路隘庵日剰

中年や暮れ方近くの後方凡走

この年も雨の季節で折り返す

2005年06月11日 | Weblog

 梅雨入り。
 塚本邦雄死去。

   日本脱出したし 皇帝ペンギンも皇帝ペンギン飼育係りも
   馬を洗はば馬のたましひ冴ゆるまで 人恋はばひとあやむるこころ

 戦後を代表する歌人の死。
 確かにその通りだけれど、小生散文も含めて、その華麗というか絢爛というか、ともかく華やかな措辞にちょっとついていけなかったな。時々テレビに出て、早口で淀みなくまさにケンランな喋り口で他の追随を許さない、といった感じにも。
 一時、毎日新聞が朝日の「折々の詩」に対抗して、塚本の「今朝ひらく言葉」というのをやっていたけれど、内容が該博、高尚すぎてそんなに続かなかった記憶が。
 塚本青史は長男らしい。

 歌人の死といえば、清原日出夫が死んだのも去年の丁度今頃だった。
 その死を伝える新聞の小さな死亡記事には驚いたよなあ。
 ○○日出夫氏 六十○歳 とあって、記事の終わりに、歌人清原日出夫としても知られる、みたいなことが書いてあるのだけれど、本人の肩書きが、なんと、元長野県企業局長。
 清原は確か北海道出身で大学は京都の筈だから、まずはなんで長野にいるんだと思ったものだ。
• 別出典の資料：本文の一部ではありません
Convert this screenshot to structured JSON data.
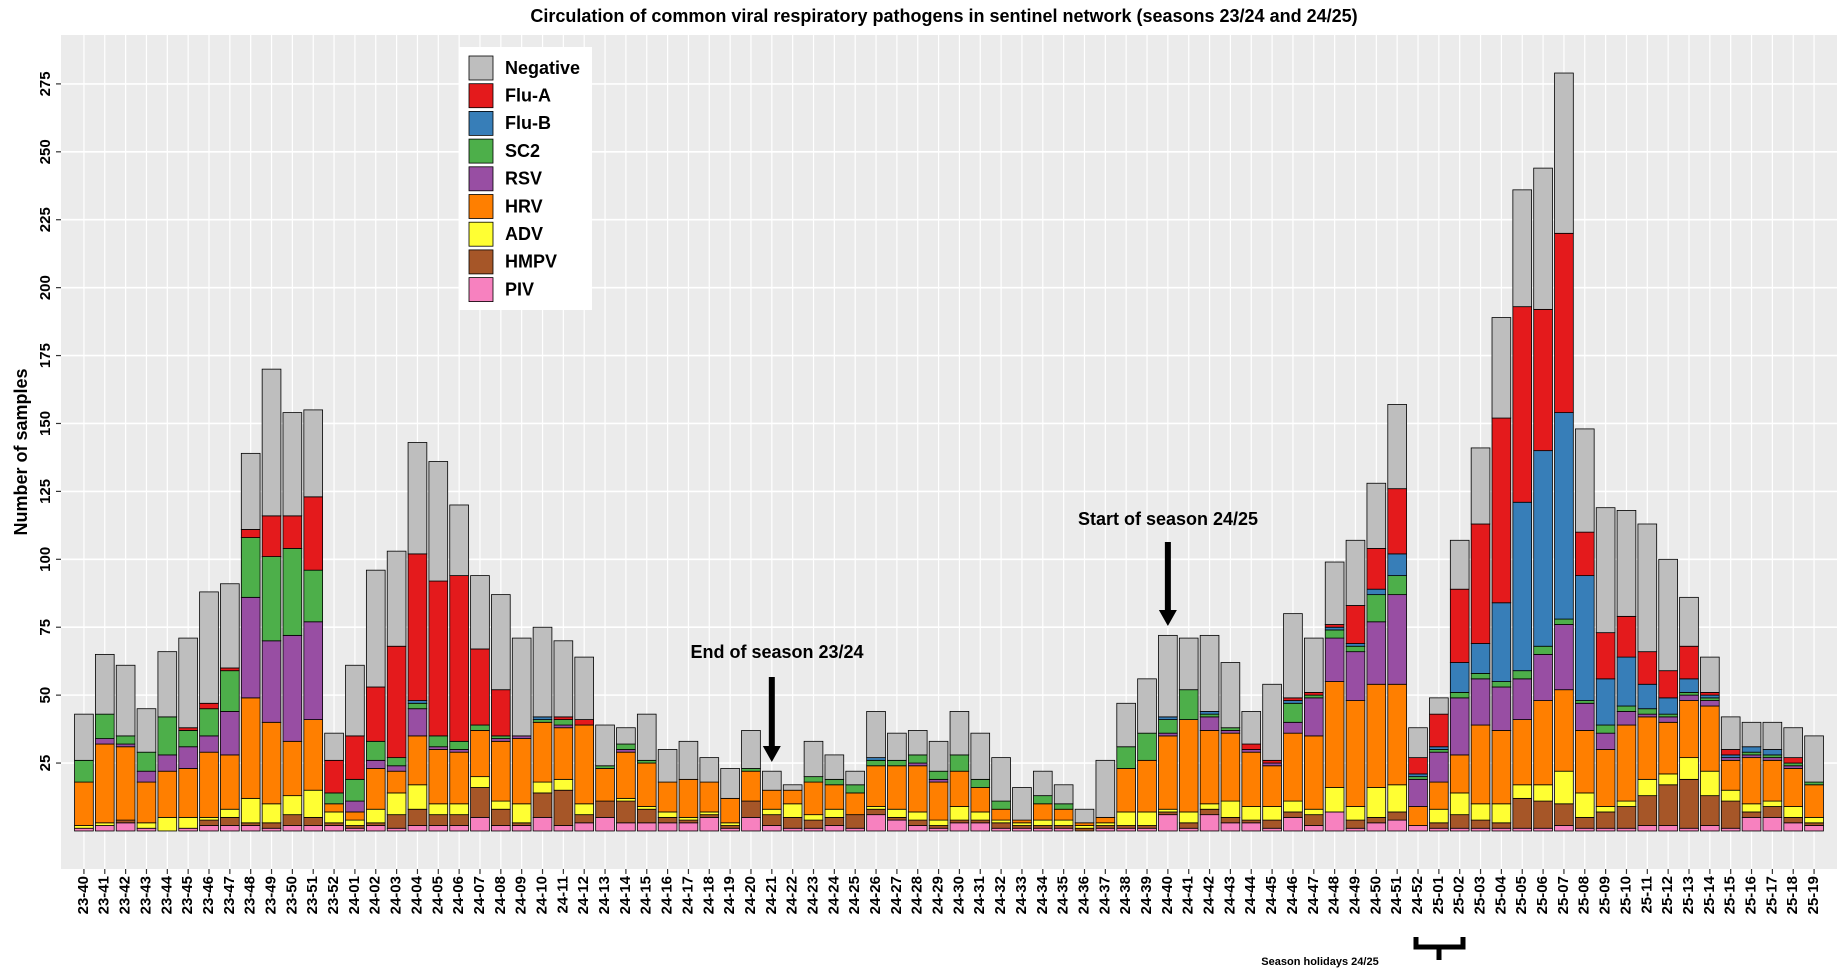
{
  "chart_data": {
    "type": "stacked_bar",
    "title": "Circulation of common viral respiratory  pathogens in sentinel network (seasons 23/24 and 24/25)",
    "y_label": "Number of samples",
    "annotations": [
      "End of season 23/24",
      "Start of season 24/25",
      "Season holidays 24/25"
    ],
    "legend": "top-left",
    "grid": true,
    "ylim": [
      -14,
      293
    ],
    "yticks": [
      25,
      50,
      75,
      100,
      125,
      150,
      175,
      200,
      225,
      250,
      275
    ],
    "categories": [
      "23-40",
      "23-41",
      "23-42",
      "23-43",
      "23-44",
      "23-45",
      "23-46",
      "23-47",
      "23-48",
      "23-49",
      "23-50",
      "23-51",
      "23-52",
      "24-01",
      "24-02",
      "24-03",
      "24-04",
      "24-05",
      "24-06",
      "24-07",
      "24-08",
      "24-09",
      "24-10",
      "24-11",
      "24-12",
      "24-13",
      "24-14",
      "24-15",
      "24-16",
      "24-17",
      "24-18",
      "24-19",
      "24-20",
      "24-21",
      "24-22",
      "24-23",
      "24-24",
      "24-25",
      "24-26",
      "24-27",
      "24-28",
      "24-29",
      "24-30",
      "24-31",
      "24-32",
      "24-33",
      "24-34",
      "24-35",
      "24-36",
      "24-37",
      "24-38",
      "24-39",
      "24-40",
      "24-41",
      "24-42",
      "24-43",
      "24-44",
      "24-45",
      "24-46",
      "24-47",
      "24-48",
      "24-49",
      "24-50",
      "24-51",
      "24-52",
      "25-01",
      "25-02",
      "25-03",
      "25-04",
      "25-05",
      "25-06",
      "25-07",
      "25-08",
      "25-09",
      "25-10",
      "25-11",
      "25-12",
      "25-13",
      "25-14",
      "25-15",
      "25-16",
      "25-17",
      "25-18",
      "25-19"
    ],
    "series": [
      {
        "name": "Negative",
        "color": "#bebebe",
        "values": [
          17,
          22,
          26,
          16,
          24,
          33,
          41,
          31,
          28,
          54,
          38,
          32,
          10,
          26,
          43,
          35,
          41,
          44,
          26,
          27,
          35,
          36,
          33,
          28,
          23,
          15,
          6,
          17,
          12,
          14,
          9,
          11,
          14,
          7,
          2,
          13,
          9,
          5,
          17,
          10,
          9,
          11,
          16,
          17,
          16,
          12,
          9,
          7,
          5,
          21,
          16,
          20,
          30,
          19,
          28,
          24,
          12,
          28,
          31,
          20,
          23,
          24,
          24,
          31,
          11,
          6,
          18,
          28,
          37,
          43,
          52,
          59,
          38,
          46,
          39,
          47,
          41,
          18,
          13,
          12,
          9,
          10,
          11,
          17
        ]
      },
      {
        "name": "Flu-A",
        "color": "#e41a1c",
        "values": [
          0,
          0,
          0,
          0,
          0,
          1,
          2,
          1,
          3,
          15,
          12,
          27,
          12,
          16,
          20,
          41,
          54,
          57,
          61,
          28,
          17,
          0,
          0,
          1,
          2,
          0,
          0,
          0,
          0,
          0,
          0,
          0,
          0,
          0,
          0,
          0,
          0,
          0,
          0,
          0,
          0,
          0,
          0,
          0,
          0,
          0,
          0,
          0,
          0,
          0,
          0,
          0,
          0,
          0,
          0,
          0,
          2,
          1,
          1,
          1,
          1,
          14,
          15,
          24,
          6,
          12,
          27,
          44,
          68,
          72,
          52,
          66,
          16,
          17,
          15,
          12,
          10,
          12,
          1,
          2,
          0,
          0,
          2,
          0
        ]
      },
      {
        "name": "Flu-B",
        "color": "#377eb8",
        "values": [
          0,
          0,
          0,
          0,
          0,
          0,
          0,
          0,
          0,
          0,
          0,
          0,
          0,
          0,
          0,
          0,
          1,
          0,
          0,
          0,
          0,
          0,
          1,
          0,
          0,
          0,
          0,
          0,
          0,
          0,
          0,
          0,
          0,
          0,
          0,
          0,
          0,
          0,
          1,
          0,
          0,
          0,
          0,
          0,
          0,
          0,
          0,
          0,
          0,
          0,
          0,
          0,
          1,
          0,
          1,
          0,
          0,
          0,
          1,
          0,
          1,
          1,
          2,
          8,
          1,
          1,
          11,
          11,
          29,
          62,
          72,
          76,
          46,
          17,
          18,
          9,
          6,
          5,
          1,
          1,
          2,
          2,
          0,
          0
        ]
      },
      {
        "name": "SC2",
        "color": "#4daf4a",
        "values": [
          8,
          9,
          3,
          7,
          14,
          6,
          10,
          15,
          22,
          31,
          32,
          19,
          4,
          8,
          7,
          3,
          2,
          4,
          3,
          2,
          1,
          0,
          1,
          2,
          0,
          1,
          2,
          1,
          0,
          0,
          0,
          0,
          1,
          0,
          0,
          2,
          2,
          3,
          2,
          2,
          3,
          3,
          6,
          3,
          3,
          0,
          3,
          2,
          0,
          0,
          8,
          10,
          5,
          11,
          1,
          1,
          0,
          0,
          7,
          1,
          3,
          2,
          10,
          7,
          1,
          1,
          2,
          2,
          2,
          3,
          3,
          2,
          1,
          3,
          2,
          2,
          1,
          1,
          1,
          0,
          1,
          1,
          1,
          1
        ]
      },
      {
        "name": "RSV",
        "color": "#984ea3",
        "values": [
          0,
          2,
          1,
          4,
          6,
          8,
          6,
          16,
          37,
          30,
          39,
          36,
          0,
          4,
          3,
          2,
          10,
          1,
          1,
          0,
          1,
          1,
          0,
          1,
          0,
          0,
          1,
          0,
          0,
          0,
          0,
          0,
          0,
          0,
          0,
          0,
          0,
          0,
          0,
          0,
          1,
          1,
          0,
          0,
          0,
          0,
          0,
          0,
          0,
          0,
          0,
          0,
          1,
          0,
          5,
          1,
          1,
          1,
          4,
          14,
          16,
          18,
          23,
          33,
          10,
          11,
          21,
          17,
          16,
          15,
          17,
          24,
          10,
          6,
          5,
          1,
          2,
          2,
          2,
          1,
          1,
          1,
          1,
          0
        ]
      },
      {
        "name": "HRV",
        "color": "#ff7f00",
        "values": [
          16,
          29,
          27,
          15,
          17,
          18,
          24,
          20,
          37,
          30,
          20,
          26,
          3,
          3,
          15,
          8,
          18,
          20,
          19,
          17,
          22,
          24,
          22,
          19,
          29,
          12,
          17,
          16,
          11,
          14,
          11,
          9,
          11,
          7,
          5,
          12,
          9,
          8,
          15,
          16,
          17,
          14,
          13,
          9,
          4,
          1,
          6,
          4,
          1,
          2,
          16,
          19,
          27,
          34,
          27,
          25,
          20,
          15,
          25,
          27,
          39,
          39,
          38,
          37,
          7,
          10,
          14,
          29,
          27,
          24,
          31,
          30,
          23,
          21,
          28,
          23,
          19,
          21,
          24,
          11,
          17,
          15,
          14,
          12
        ]
      },
      {
        "name": "ADV",
        "color": "#ffff33",
        "values": [
          1,
          1,
          0,
          2,
          5,
          4,
          1,
          3,
          9,
          7,
          7,
          10,
          4,
          2,
          5,
          8,
          9,
          4,
          4,
          4,
          3,
          7,
          4,
          4,
          4,
          0,
          1,
          1,
          2,
          1,
          1,
          1,
          0,
          2,
          5,
          2,
          3,
          0,
          1,
          3,
          3,
          2,
          5,
          3,
          1,
          1,
          2,
          2,
          1,
          1,
          5,
          5,
          1,
          4,
          2,
          6,
          5,
          5,
          4,
          2,
          9,
          5,
          11,
          10,
          0,
          5,
          8,
          6,
          7,
          5,
          6,
          12,
          9,
          2,
          2,
          6,
          4,
          8,
          9,
          4,
          3,
          2,
          4,
          2
        ]
      },
      {
        "name": "HMPV",
        "color": "#a65628",
        "values": [
          0,
          0,
          1,
          0,
          0,
          0,
          2,
          3,
          1,
          2,
          4,
          3,
          1,
          1,
          1,
          5,
          6,
          4,
          4,
          11,
          6,
          1,
          9,
          13,
          3,
          6,
          8,
          5,
          2,
          1,
          1,
          1,
          6,
          4,
          4,
          3,
          3,
          5,
          2,
          1,
          2,
          1,
          1,
          1,
          2,
          1,
          1,
          1,
          1,
          1,
          1,
          1,
          1,
          2,
          2,
          2,
          1,
          3,
          2,
          4,
          0,
          3,
          2,
          3,
          0,
          2,
          5,
          3,
          2,
          11,
          10,
          8,
          4,
          6,
          8,
          11,
          15,
          18,
          11,
          10,
          2,
          4,
          2,
          1
        ]
      },
      {
        "name": "PIV",
        "color": "#f781bf",
        "values": [
          1,
          2,
          3,
          1,
          0,
          1,
          2,
          2,
          2,
          1,
          2,
          2,
          2,
          1,
          2,
          1,
          2,
          2,
          2,
          5,
          2,
          2,
          5,
          2,
          3,
          5,
          3,
          3,
          3,
          3,
          5,
          1,
          5,
          2,
          1,
          1,
          2,
          1,
          6,
          4,
          2,
          1,
          3,
          3,
          1,
          1,
          1,
          1,
          0,
          1,
          1,
          1,
          6,
          1,
          6,
          3,
          3,
          1,
          5,
          2,
          7,
          1,
          3,
          4,
          2,
          1,
          1,
          1,
          1,
          1,
          1,
          2,
          1,
          1,
          1,
          2,
          2,
          1,
          2,
          1,
          5,
          5,
          3,
          2
        ]
      }
    ]
  }
}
   釈放を求める隊に夜は来て頭上投光機が秘かに置かる
   装甲車踏みつけて越す足裏の清しき論理に息つめている

 安保闘争を直裁に歌った歌人として、清原と岸上大作は双璧だろうが、岸上が自死して、清原も沈黙していつか名前も聞かなくなって、清しき論理だけが美しく息つめられていたのだったけれど・・・。
 その反乱、反体制の歌人が公務員になっていて、局長サマにまでなっていたとは、ぜんぜん知らなかったな。
 そもそも長野県企業局といえば、ビーナスラインや南アスーパー林道、その局長といえば古くは相沢天皇といった利権の奥の院といった印象。周囲も含めてどんな風に公務なさっていたんだろう、というのは下司の勘繰りだけどね。
 「なんとなくクリスタル」が知事になる直前くらいか。

 梅雨入りと同時にようやく雨。
 ひさしぶりの静かな雨もいいものだ。